Uzbekistan’s key advantage in this altered context is human capital: With an estimated population of 33.5mn, Uzbekistan is by far the most populous country in a sparsely inhabited region on China’s western flank. Uzbekistan’s total fertility rate (TFR) was one of the highest in the Soviet Union and stayed above replacement levels throughout the tumultuous 1990s. As a result, Uzbekistan now has a large cohort of young people entering the workforce each year.
As highlighted in the chart on the right, Kazakhstan’s TFR recovery after 2000 will soon create an analogous situation to what Uzbekistan already is experiencing. This demographic trend is naturally motivating authorities in both countries to prioritise job creation.
Chinese investors are attracted by Uzbekistan’s lower wages.
At present, Chinese investors are attracted by Uzbekistan’s lower wages in the manufacturing sector relative to wages in China. Uzbeks are also becoming more sceptical of Chinese investment. Even so, 75% of Uzbek respondents had at least some confidence that Chinese investment would create jobs, according to a recent Central Asia Barometer poll. The poll showed only 24% of Kazakhs felt the same way.

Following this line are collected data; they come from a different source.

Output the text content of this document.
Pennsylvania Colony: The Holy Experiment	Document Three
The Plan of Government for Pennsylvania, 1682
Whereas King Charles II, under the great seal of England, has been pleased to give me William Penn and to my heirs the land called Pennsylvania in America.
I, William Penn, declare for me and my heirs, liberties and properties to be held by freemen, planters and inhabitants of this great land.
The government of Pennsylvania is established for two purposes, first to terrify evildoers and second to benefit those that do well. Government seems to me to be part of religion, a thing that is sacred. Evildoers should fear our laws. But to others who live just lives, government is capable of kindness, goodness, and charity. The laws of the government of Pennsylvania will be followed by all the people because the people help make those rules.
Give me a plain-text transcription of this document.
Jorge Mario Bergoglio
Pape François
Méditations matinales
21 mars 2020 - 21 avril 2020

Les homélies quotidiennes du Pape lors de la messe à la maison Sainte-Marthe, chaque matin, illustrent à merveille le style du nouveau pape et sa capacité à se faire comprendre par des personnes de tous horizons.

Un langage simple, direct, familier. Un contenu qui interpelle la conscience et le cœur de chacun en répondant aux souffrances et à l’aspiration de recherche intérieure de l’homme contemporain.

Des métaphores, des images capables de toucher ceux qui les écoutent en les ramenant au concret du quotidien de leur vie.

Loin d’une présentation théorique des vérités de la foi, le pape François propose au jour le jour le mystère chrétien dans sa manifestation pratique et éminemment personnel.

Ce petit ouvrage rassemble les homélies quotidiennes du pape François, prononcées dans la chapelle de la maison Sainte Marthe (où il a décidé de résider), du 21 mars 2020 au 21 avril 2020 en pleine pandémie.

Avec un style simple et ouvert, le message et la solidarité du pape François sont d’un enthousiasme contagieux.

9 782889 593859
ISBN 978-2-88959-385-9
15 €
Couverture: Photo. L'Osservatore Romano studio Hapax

This discrepancy may be partly a reflection of the Uzbek government’s past moves to curtail Chinese land acquisition and limit foreign labour participation in joint ventures. Kazakhstan, meanwhile, has witnessed protests in recent years over leasing land and the influx of Chinese workers.
A second dimension of the changing integration dynamic is economic flexibility. Uzbekistan is much better positioned than Kazakhstan in the current economic climate to partner with Chinese manufacturing firms.